Denzal retira sa main de l’arbre en soupirant, fatigué de ce nouvel échec cuisant. Il ne pensait pas qu’il pouvait se sentir encore plus déçu de ne pas réussir à faire apparaître même la plus fine des aiguilles dans le bois. Pourtant, c’était ce qu’il ressentait. Une déception cuisante. Et une grande haine envers son absence de pouvoir.
Son amie se laissa tomber près de lui, le sortant quelques secondes de ses pensées sombres. Elle appuya son épaule contre le sien, sa manière à elle de le consoler, sans un mot. Il la gratifia d’un maigre sourire reconnaissant avant de regarder à nouveau ses paumes.

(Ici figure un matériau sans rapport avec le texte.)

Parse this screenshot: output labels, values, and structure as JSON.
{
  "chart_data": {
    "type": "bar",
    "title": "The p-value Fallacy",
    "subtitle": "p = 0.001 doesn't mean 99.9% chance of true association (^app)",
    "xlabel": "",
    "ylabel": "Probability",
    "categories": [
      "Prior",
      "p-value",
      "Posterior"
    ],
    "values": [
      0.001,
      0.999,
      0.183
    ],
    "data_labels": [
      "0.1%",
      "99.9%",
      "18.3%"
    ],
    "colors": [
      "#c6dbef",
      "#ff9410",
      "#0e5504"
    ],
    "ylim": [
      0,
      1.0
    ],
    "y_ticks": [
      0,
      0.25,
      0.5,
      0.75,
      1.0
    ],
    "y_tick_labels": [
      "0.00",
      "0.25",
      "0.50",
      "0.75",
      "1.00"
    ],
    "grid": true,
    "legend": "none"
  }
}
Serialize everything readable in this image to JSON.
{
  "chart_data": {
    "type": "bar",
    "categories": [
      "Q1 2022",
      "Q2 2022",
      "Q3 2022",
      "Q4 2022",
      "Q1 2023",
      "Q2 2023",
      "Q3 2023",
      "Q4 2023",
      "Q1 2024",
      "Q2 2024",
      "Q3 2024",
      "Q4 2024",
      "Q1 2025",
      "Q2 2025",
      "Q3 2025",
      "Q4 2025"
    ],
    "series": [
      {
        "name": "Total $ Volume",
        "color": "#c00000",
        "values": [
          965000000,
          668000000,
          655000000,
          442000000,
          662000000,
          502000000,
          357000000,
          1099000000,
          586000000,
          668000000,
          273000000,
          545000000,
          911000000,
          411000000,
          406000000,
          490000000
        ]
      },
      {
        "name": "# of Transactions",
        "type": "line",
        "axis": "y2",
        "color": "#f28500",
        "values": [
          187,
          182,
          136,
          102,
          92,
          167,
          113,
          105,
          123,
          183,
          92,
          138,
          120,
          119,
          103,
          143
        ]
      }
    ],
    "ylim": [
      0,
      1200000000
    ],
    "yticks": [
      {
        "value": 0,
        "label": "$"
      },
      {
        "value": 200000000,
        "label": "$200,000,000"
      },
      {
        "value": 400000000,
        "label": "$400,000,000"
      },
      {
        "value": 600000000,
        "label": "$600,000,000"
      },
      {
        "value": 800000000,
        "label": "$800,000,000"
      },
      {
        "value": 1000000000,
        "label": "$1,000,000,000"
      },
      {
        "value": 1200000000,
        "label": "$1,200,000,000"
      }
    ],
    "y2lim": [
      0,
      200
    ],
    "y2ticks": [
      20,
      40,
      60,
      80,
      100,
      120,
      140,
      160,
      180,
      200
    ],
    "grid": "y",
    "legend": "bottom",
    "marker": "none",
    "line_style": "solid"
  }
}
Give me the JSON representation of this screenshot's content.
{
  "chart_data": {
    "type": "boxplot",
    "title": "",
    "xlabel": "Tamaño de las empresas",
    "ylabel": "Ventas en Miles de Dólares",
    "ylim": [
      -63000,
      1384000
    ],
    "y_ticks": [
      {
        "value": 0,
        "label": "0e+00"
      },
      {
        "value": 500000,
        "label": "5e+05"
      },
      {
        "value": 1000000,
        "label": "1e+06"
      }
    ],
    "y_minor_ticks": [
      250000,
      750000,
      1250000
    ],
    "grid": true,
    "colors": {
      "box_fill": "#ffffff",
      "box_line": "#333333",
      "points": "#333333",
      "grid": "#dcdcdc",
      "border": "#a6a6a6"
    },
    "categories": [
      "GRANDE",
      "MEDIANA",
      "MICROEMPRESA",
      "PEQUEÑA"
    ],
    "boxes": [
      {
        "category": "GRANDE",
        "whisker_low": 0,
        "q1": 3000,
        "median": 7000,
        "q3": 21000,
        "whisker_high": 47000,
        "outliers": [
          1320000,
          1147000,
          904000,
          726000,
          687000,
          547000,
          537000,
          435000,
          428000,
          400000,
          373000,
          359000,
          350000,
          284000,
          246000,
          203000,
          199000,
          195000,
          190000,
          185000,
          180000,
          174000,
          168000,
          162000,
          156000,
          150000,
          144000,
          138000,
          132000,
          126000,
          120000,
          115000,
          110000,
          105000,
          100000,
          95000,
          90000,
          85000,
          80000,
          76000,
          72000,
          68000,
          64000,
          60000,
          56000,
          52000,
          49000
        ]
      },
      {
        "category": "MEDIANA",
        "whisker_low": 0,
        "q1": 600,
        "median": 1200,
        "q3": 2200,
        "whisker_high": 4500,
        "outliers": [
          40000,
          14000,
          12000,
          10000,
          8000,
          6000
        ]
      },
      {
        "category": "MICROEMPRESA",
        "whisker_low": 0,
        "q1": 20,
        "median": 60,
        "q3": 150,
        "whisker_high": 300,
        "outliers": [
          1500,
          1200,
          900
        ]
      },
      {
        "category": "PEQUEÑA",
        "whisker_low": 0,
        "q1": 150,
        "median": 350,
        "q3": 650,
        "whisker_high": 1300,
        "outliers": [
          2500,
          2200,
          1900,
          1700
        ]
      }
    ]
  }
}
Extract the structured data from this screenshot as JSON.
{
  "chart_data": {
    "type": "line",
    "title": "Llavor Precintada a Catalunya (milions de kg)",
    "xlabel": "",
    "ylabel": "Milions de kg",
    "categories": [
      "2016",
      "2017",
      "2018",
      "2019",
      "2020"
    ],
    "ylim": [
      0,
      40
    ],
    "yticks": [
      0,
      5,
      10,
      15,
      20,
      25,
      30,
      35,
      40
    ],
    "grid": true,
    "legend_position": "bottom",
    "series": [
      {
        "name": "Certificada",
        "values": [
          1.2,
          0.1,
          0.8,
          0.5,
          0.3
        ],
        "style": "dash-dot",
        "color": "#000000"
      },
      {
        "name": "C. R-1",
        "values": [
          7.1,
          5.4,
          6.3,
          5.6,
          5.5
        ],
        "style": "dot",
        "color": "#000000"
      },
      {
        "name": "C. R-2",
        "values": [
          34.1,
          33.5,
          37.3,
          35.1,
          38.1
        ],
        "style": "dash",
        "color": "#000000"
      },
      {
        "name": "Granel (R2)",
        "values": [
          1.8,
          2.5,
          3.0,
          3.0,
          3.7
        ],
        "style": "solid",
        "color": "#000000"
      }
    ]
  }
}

— Je ne comprends pas. Pourquoi je n’ai pas de pouvoir ? Je suis un adulte, il devrait être apparus depuis plusieurs saisons maintenant ! Toi ça fait déjà des années que tu patrouilles dans la Forêt !
— Ne sois pas trop dur avec toi-même, Den’... et puis, j'ai beau avoir fait plusieurs fois mes preuves, le village ne me fait pas confiance pour autant. Tu sais très bien qu'ils ont des… difficultés avec ceux qui dénotent.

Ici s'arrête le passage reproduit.